In 1943 moest het gezin daar weg vanwege de aanleg van de tankgracht. Het gezin verzette zich en kon uiteindelijk niet meer weg toen er betonnen blokken (asperges?) voor de deur werden geplaatst. Op zoek naar een nieuw winkelpand en een woning kregen ze op het Lijsterbesplein een pand toegewezen, maar door bemoeienis van een NSB-er, kon de aannemer niet met zijn werk beginnen.

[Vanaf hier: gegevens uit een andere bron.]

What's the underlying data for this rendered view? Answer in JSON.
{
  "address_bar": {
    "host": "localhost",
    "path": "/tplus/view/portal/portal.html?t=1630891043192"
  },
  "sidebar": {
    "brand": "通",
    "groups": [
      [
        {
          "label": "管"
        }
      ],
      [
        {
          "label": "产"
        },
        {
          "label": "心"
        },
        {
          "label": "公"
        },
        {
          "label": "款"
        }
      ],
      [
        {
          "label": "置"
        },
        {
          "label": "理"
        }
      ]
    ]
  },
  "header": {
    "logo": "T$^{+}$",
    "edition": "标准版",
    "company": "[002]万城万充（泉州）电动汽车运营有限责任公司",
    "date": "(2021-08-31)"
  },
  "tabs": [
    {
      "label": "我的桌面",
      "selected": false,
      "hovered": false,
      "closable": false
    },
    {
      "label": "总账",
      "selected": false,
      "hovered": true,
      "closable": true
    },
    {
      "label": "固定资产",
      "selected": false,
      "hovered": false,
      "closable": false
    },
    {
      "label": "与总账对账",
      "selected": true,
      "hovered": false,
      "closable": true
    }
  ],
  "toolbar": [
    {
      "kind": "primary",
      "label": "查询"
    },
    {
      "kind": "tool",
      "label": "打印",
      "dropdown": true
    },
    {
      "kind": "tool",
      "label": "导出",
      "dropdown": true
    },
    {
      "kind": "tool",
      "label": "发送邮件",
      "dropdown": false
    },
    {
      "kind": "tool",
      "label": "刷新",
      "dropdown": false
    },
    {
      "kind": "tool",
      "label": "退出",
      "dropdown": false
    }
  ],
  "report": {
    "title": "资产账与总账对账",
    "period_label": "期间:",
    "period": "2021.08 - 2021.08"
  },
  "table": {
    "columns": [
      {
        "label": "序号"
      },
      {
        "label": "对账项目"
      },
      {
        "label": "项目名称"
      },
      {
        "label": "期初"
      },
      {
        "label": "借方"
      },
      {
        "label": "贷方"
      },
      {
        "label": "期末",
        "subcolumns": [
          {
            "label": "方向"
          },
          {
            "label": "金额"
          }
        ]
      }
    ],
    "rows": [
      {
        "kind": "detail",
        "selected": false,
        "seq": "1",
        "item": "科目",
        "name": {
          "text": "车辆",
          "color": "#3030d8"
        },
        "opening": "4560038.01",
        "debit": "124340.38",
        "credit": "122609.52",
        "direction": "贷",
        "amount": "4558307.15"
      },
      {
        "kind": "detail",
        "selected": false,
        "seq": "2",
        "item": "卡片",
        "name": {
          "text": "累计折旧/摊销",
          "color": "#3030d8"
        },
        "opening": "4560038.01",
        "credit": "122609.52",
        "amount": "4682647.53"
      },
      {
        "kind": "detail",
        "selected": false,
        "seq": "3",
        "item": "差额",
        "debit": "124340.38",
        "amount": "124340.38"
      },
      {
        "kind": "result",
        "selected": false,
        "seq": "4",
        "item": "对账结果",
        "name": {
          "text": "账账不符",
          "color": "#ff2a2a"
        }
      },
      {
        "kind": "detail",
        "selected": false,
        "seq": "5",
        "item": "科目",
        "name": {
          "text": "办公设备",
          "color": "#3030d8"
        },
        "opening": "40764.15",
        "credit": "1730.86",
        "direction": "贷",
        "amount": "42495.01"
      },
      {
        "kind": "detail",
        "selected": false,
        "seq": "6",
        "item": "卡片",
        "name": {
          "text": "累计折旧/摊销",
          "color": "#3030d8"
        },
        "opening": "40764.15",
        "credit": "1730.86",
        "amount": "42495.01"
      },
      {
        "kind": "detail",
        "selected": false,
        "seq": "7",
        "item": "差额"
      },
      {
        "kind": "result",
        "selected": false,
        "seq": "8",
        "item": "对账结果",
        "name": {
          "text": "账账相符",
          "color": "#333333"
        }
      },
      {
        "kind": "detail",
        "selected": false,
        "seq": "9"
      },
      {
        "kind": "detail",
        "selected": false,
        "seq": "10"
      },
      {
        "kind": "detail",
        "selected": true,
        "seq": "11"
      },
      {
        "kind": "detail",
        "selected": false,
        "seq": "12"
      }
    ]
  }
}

De moeder van het gezin (een zoon en twee dochters) heeft dagen op de afdeling huisvesting gezeten, wat uiteindelijk resulteerde in het pand aan de Thomsonlaan.

“Er had een wolwinkel in gezeten. Er moest dus grondig verbouwd worden om aan de eisen van een viswinkel te voldoen. Het behang moest eraf, de muren werden getegeld, er werd gewit en er moest een granieten vloer in de winkel. Er waren toezeggingen gedaan dat alles werd vergoed, maar vader en moeder draaiden voor alle kosten op.”

Zeevaartschool

“Ik had geen hekel aan de winkel, je groeide er gewoon mee op. Eigenlijk wilde ik gaan varen, maar werd afgekeurd voor de Zeevaartschool. Toen ik bij een herkeuring werd goedgekeurd, bleek er geen plaats te zijn. Ik ben toen vervroegd in militaire dienst gegaan en wilde bij de jagers van de Marine. Een klant kon wel een goed woordje voor me doen, maar uiteindelijk bleek ik een centimeter te kort om door de keuring heen te komen. Het advies van de dokter was om een tijdje te wachten met aanvragen van een herkeuring, want dan zou die centimeter er wel aankomen zijn, maar toen brak de oorlog uit.”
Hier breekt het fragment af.